Le professeur Tobias Pflederer, de la Société bavaroise d’archéologie sous-marine, raconte à Euronews la découverte de fragments en bois d’une épave dans le lac de Constance et explique ce qui rend cette trouvaille unique.
Au large de Lindau, dans le lac de Constance, des archéologues sous-marins ont découvert des éléments en bois d’une épave, apparemment bien plus anciens qu’on ne le pensait au départ.
« Le signalement est venu d’un plongeur amateur qui connaît bien le secteur. Il soupçonnait déjà qu’il pouvait s’agir d’une épave », explique le plongeur-chercheur en archéologie Tobias Pflederer, professeur, contacté par Euronews. Il est cardiologue à Kaufbeuren et professeur à l’université d’Erlangen, mais aussi président d’honneur de la Société bavaroise pour l’archéologie sous-marine (BGfU).
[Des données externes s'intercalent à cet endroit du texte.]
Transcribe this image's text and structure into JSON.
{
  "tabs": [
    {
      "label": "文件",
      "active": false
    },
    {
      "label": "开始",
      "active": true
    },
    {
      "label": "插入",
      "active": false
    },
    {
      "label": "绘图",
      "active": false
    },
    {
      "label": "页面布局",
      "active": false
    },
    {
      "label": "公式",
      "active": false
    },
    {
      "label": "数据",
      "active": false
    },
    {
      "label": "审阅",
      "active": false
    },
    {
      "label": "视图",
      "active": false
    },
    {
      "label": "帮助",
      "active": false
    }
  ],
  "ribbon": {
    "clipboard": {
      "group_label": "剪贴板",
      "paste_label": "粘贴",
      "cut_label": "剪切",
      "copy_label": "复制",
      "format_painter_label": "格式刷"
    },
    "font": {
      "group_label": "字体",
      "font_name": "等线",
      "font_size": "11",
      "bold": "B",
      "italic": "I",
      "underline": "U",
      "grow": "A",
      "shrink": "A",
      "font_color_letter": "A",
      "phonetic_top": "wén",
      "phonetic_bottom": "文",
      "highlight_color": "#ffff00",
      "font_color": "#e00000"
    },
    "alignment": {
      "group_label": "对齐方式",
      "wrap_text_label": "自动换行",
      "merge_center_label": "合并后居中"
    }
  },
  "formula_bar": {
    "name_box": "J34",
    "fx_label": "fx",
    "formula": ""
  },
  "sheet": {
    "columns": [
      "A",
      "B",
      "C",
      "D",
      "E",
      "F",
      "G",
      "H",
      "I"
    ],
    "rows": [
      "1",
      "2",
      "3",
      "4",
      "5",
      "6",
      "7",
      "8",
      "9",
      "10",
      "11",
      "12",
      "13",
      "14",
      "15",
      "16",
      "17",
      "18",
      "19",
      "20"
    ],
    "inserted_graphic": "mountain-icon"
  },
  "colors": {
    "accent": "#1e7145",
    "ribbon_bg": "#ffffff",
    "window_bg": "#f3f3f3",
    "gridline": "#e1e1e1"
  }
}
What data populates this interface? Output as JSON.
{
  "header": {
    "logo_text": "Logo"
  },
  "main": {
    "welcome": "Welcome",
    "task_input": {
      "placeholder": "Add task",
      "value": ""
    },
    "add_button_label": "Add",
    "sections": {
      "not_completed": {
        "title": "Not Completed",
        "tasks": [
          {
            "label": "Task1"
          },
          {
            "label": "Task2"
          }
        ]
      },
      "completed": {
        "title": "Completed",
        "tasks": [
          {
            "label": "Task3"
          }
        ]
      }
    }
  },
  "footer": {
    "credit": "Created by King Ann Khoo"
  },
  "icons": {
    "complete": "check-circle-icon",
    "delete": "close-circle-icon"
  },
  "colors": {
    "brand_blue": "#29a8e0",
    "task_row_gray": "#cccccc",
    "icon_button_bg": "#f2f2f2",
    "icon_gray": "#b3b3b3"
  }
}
« Ce qui était particulièrement intéressant, c’est que nous avons vraiment pu identifier ces restes de bois comme une épave. Ce n’était pas acquis d’emblée : cela aurait pu être d’autres débris de bois. Mais dès lors que plusieurs membrures et des restes de bordé émergeaient du fond du lac, l’interprétation s’est imposée », explique Pflederer.
Une membrure est un élément porteur de la structure d’un bateau, d’un navire ou d’un avion. Assemblées entre elles, les membrures forment – comme des côtes – la coque du navire. Les archéologues sous-marins de la BGfU avaient déjà trouvé, dans le lac de Constance et aussi dans le Chiemsee, plusieurs pirogues monoxyles nettement plus lourdes, dont certaines sont exposées au Deutsches Museum, à Munich.
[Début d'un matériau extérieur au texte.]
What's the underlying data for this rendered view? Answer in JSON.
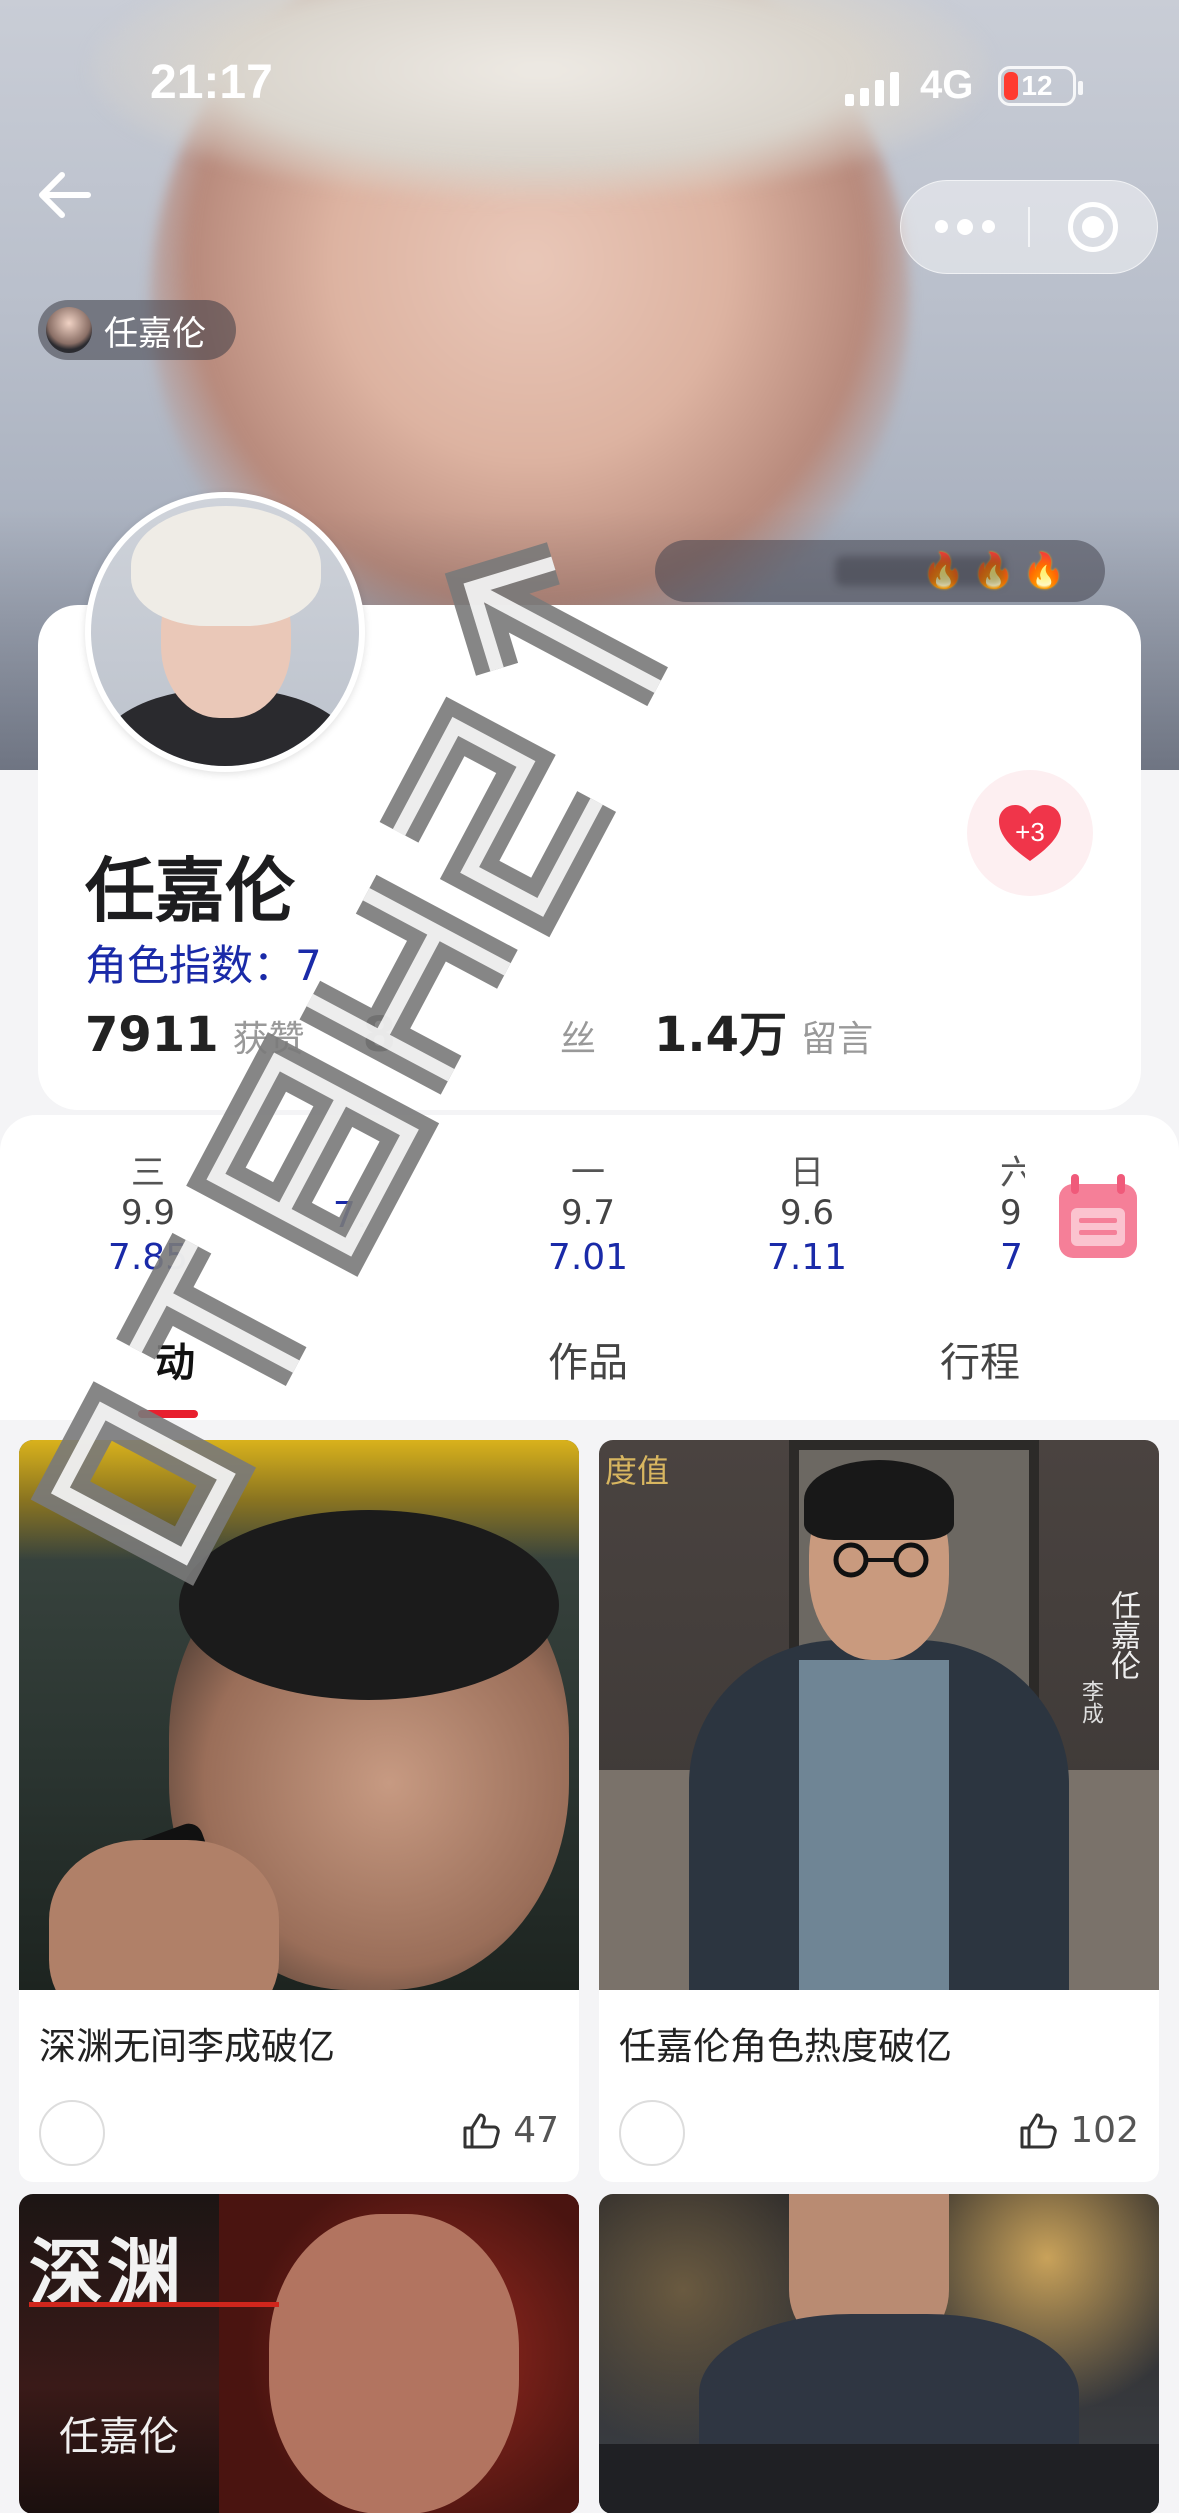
{
  "status_bar": {
    "time": "21:17",
    "network": "4G",
    "battery_level": "12",
    "battery_color": "#ff3b30"
  },
  "header": {
    "back_icon": "arrow-left-icon",
    "more_icon": "ellipsis-icon",
    "close_icon": "target-icon",
    "chip_name": "任嘉伦",
    "hot_flames": [
      "🔥",
      "🔥",
      "🔥"
    ]
  },
  "profile": {
    "name": "任嘉伦",
    "role_index_label": "角色指数：7",
    "like_badge": "+3",
    "like_badge_color": "#f0354a",
    "stats": [
      {
        "value": "7911",
        "label": "获赞"
      },
      {
        "value": "8",
        "label": "丝"
      },
      {
        "value": "1.4万",
        "label": "留言"
      }
    ]
  },
  "schedule": {
    "days": [
      {
        "name": "三",
        "date": "9.9",
        "score": "7.85"
      },
      {
        "name": "",
        "date": "",
        "score": "7."
      },
      {
        "name": "一",
        "date": "9.7",
        "score": "7.01"
      },
      {
        "name": "日",
        "date": "9.6",
        "score": "7.11"
      },
      {
        "name": "六",
        "date": "9",
        "score": "7."
      }
    ],
    "calendar_icon": "calendar-icon",
    "accent_color": "#1a2aa8"
  },
  "tabs": [
    {
      "label": "动",
      "active": true
    },
    {
      "label": "作品",
      "active": false
    },
    {
      "label": "行程",
      "active": false
    }
  ],
  "feed": [
    {
      "title": "深渊无间李成破亿",
      "likes": "47"
    },
    {
      "title": "任嘉伦角色热度破亿",
      "likes": "102",
      "poster_name": "任嘉伦",
      "poster_role": "李成",
      "poster_corner": "度值"
    },
    {
      "title": "",
      "likes": "",
      "poster_title": "深渊",
      "poster_name": "任嘉伦"
    },
    {
      "title": "",
      "likes": ""
    }
  ],
  "watermark": {
    "color": "#6f6f6f"
  }
}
Le navire médiéval nouvellement découvert mesurerait entre huit et douze mètres de long. La largeur de sa coque est d’environ trois mètres.
Les membrures et autres éléments en bois dans le lac de Constance, plus vaste lac intérieur d’Allemagne, ont été découvertes au large de Lindau, près de la frontière avec l’Autriche. La rive située en face appartient à la Suisse.
Dès l’an dernier, et avant les vagues de chaleur actuelles, le niveau du lac de Constance était déjà historiquement bas.
Une épave datant de la fin du Moyen Âge
Mais ce qui a vraiment surpris les archéologues sous-marins, c’est l’âge de l’épave. « Nous nous attendions en fait à une datation plus récente. Certes, il existe déjà quelques épaves du bas Moyen Âge dans le lac de Constance, mais elles restent rares – quatre seulement jusqu’ici. Cette épave peut donc apporter des informations supplémentaires sur les techniques de construction navale et sur la navigation sur le lac de Constance à la fin du Moyen Âge. »
L’analyse d’un petit échantillon de bois – en concertation avec l’Office régional bavarois pour la protection des monuments – a montré que l’épave date de la période comprise entre 1420 et 1450 apr. J.-C., comme le rapporte également la Schwäbische Zeitung.
L’archéologue sous-marin Pflederer se montre extrêmement modeste : « Jusqu’à présent, nous n’avons effectué que deux plongées et seulement réalisé une première évaluation de la situation, c’est-à-dire des orthophotographies et le prélèvement d’un échantillon de bois sur l’une des membrures. Grâce à une datation au carbone 14, l’épave a ensuite pu être attribuée au XVe siècle apr. J.-C. »
Une récupération serait extrêmement coûteuse
Contrairement à la spectaculaire découverte d’une cargaison de navire de l’époque romaine dans le lac de Neuchâtel, en Suisse, la récupération de l’épave du lac de Constance n’est pour l’instant pas prévue.
À ce sujet, Tobias Pflederer précise : « Récupérer une épave signifie aussi qu’il faut conserver et préserver ses éléments dans les règles de l’art. C’est une opération immensément coûteuse. En outre, rien n’est plus conservateur et protecteur que de laisser l’épave sous l’eau, et mieux encore, recouverte de sédiments. On envisage éventuellement une petite fouille limitée, afin de pouvoir identifier le mode de construction du navire et ses dimensions exactes. »
Plus d’informations sur les projets de l’association dans plusieurs lacs sont disponibles sur le site Internet de la Société bavaroise pour l’archéologie sous-marine (source en allemand) (BGfU). L’association compte environ 100 membres, principalement bénévoles. Parmi eux figurent des archéologues professionnels et des plongeurs-chercheurs formés, mais aussi des étudiants, des plongeurs sportifs expérimentés et des personnes qui pratiquent l’archéologie sous-marine comme loisir.